CMI recognizes Nils Dencker for his complete resolution of a conjecture made by F. Treves and L. Nirenberg in 1970. This conjecture posits an essentially geometric necessary and suffcient condition, "Psi", for a pseudo-differential operator of principal type to be locally solvable, i.e., for the equation Pu = f to have local solutions given a finite number of conditions on f. Dencker's work provides a full mathematical understanding of the surprising discovery by Hans Lewy in 1957 that there exist a linear partial differential operator -- a one-term, third-order perturbation of the Cauchy-Riemann operator -- which is not local solvable in this sense. The necessity of condition "Psi" was shown for operators in dimension 2 by R. Moyer in 1978 and in general by L. Hormander in 1981. The sufficiency of the condition has resisted many previous attacks.
Nils Dencker was born 1953 in Lund, Sweden. He received his Ph.D. from Lund University in 1981 under the direction of Lars Hormander.
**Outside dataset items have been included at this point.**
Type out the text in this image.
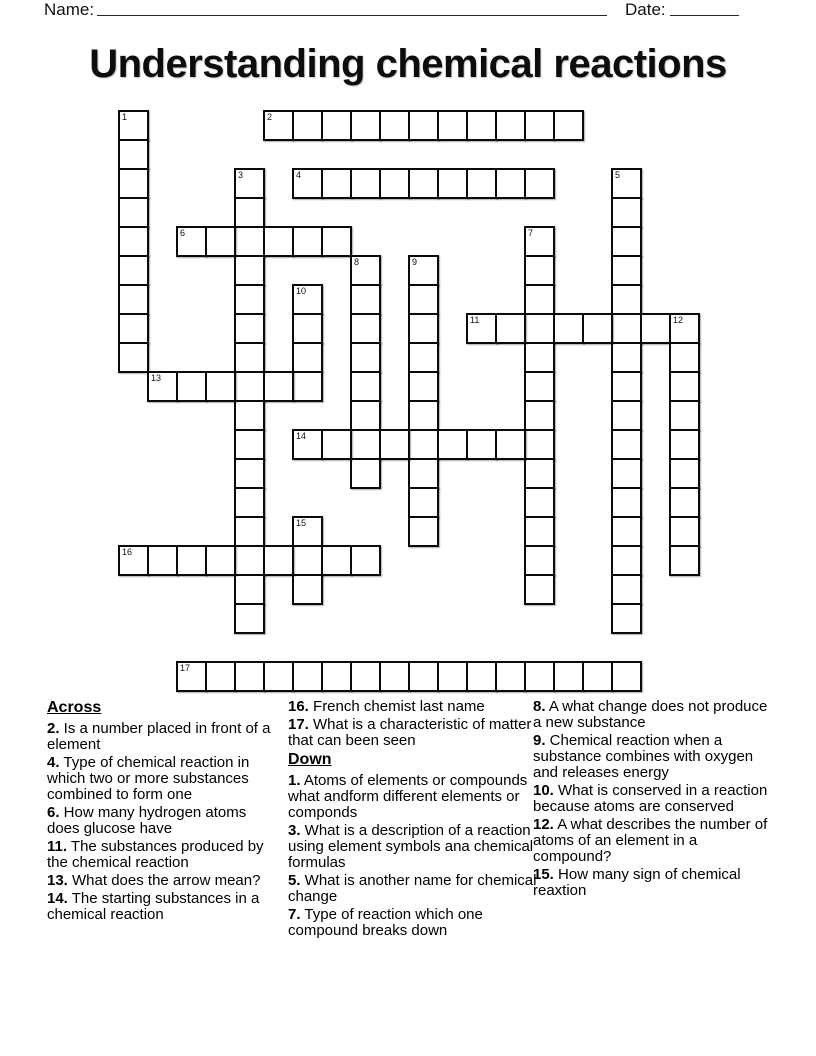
Name:	Date:
Understanding chemical reactions
1	2
3	4	5
6	7
8	9
10
11	12
13
14
15
16
17
Across

2. Is a number placed in front of a element

4. Type of chemical reaction in which two or more substances combined to form one

6. How many hydrogen atoms does glucose have

11. The substances produced by the chemical reaction

13. What does the arrow mean?

14. The starting substances in a chemical reaction

16. French chemist last name

17. What is a characteristic of matter that can been seen

Down

1. Atoms of elements or compounds what andform different elements or componds

3. What is a description of a reaction using element symbols ana chemical formulas

5. What is another name for chemical change

7. Type of reaction which one compound breaks down

8. A what change does not produce a new substance

9. Chemical reaction when a substance combines with oxygen and releases energy

10. What is conserved in a reaction because atoms are conserved

12. A what describes the number of atoms of an element in a compound?

15. How many sign of chemical reaxtion
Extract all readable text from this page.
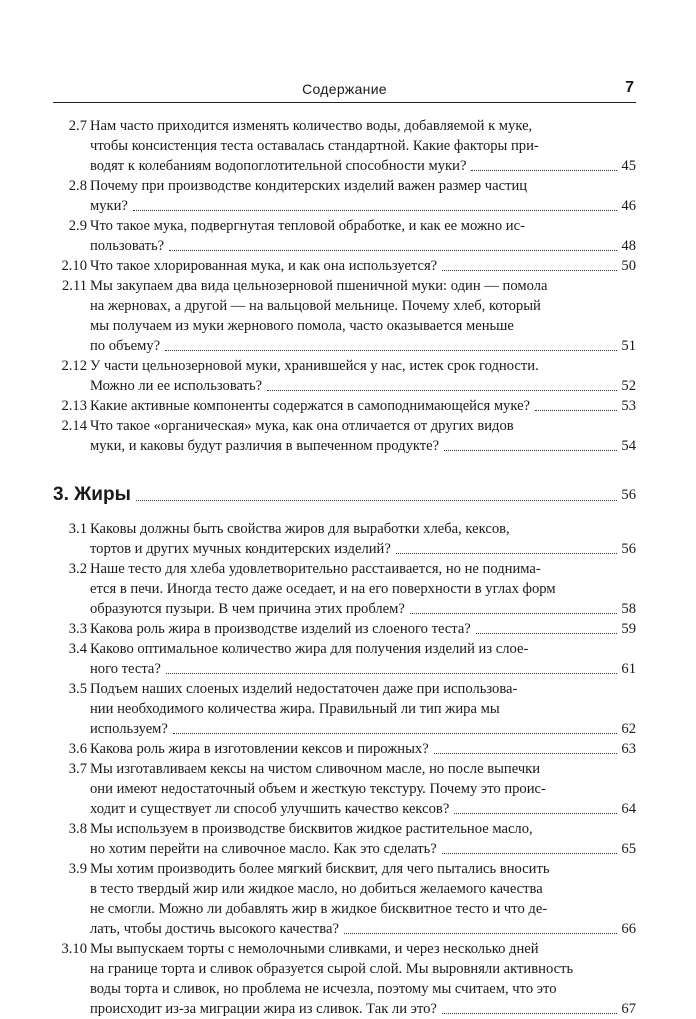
Содержание	7
2.7 Нам часто приходится изменять количество воды, добавляемой к муке,
чтобы консистенция теста оставалась стандартной. Какие факторы при-
водят к колебаниям водопоглотительной способности муки?	45
2.8 Почему при производстве кондитерских изделий важен размер частиц
муки?	46
2.9 Что такое мука, подвергнутая тепловой обработке, и как ее можно ис-
пользовать?	48
2.10 Что такое хлорированная мука, и как она используется?	50
2.11 Мы закупаем два вида цельнозерновой пшеничной муки: один — помола
на жерновах, а другой — на вальцовой мельнице. Почему хлеб, который
мы получаем из муки жернового помола, часто оказывается меньше
по объему?	51
2.12 У части цельнозерновой муки, хранившейся у нас, истек срок годности.
Можно ли ее использовать?	52
2.13 Какие активные компоненты содержатся в самоподнимающейся муке?	53
2.14 Что такое «органическая» мука, как она отличается от других видов
муки, и каковы будут различия в выпеченном продукте?	54
3. Жиры	56
3.1 Каковы должны быть свойства жиров для выработки хлеба, кексов,
тортов и других мучных кондитерских изделий?	56
3.2 Наше тесто для хлеба удовлетворительно расстаивается, но не поднима-
ется в печи. Иногда тесто даже оседает, и на его поверхности в углах форм
образуются пузыри. В чем причина этих проблем?	58
3.3 Какова роль жира в производстве изделий из слоеного теста?	59
3.4 Каково оптимальное количество жира для получения изделий из слое-
ного теста?	61
3.5 Подъем наших слоеных изделий недостаточен даже при использова-
нии необходимого количества жира. Правильный ли тип жира мы
используем?	62
3.6 Какова роль жира в изготовлении кексов и пирожных?	63
3.7 Мы изготавливаем кексы на чистом сливочном масле, но после выпечки
они имеют недостаточный объем и жесткую текстуру. Почему это проис-
ходит и существует ли способ улучшить качество кексов?	64
3.8 Мы используем в производстве бисквитов жидкое растительное масло,
но хотим перейти на сливочное масло. Как это сделать?	65
3.9 Мы хотим производить более мягкий бисквит, для чего пытались вносить
в тесто твердый жир или жидкое масло, но добиться желаемого качества
не смогли. Можно ли добавлять жир в жидкое бисквитное тесто и что де-
лать, чтобы достичь высокого качества?	66
3.10 Мы выпускаем торты с немолочными сливками, и через несколько дней
на границе торта и сливок образуется сырой слой. Мы выровняли активность
воды торта и сливок, но проблема не исчезла, поэтому мы считаем, что это
происходит из-за миграции жира из сливок. Так ли это?	67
After spending 1981-1983 as a C.L.E. Moore instructor at MIT, he returned to Lund University. He has been the Director of Studies at the Department of Mathematics 2001-2003. Dencker received in 2003 the Gaarding prize from the Royal Physiographic Society in Lund. He is currently the vice chairman of the Swedish Mathematical Society.
Dencker's research interests lie in the microlocal analysis of partial differential equations and the calculus of pseudodifferential operators. He has studied the propagation of polarization (vector valued singularities) for systems of partial differential equations, for example in double refraction. Dencker has also studied the pseudospectra (spectral instability) of semi-classical partial differential equations and the solvability of partial differential equations.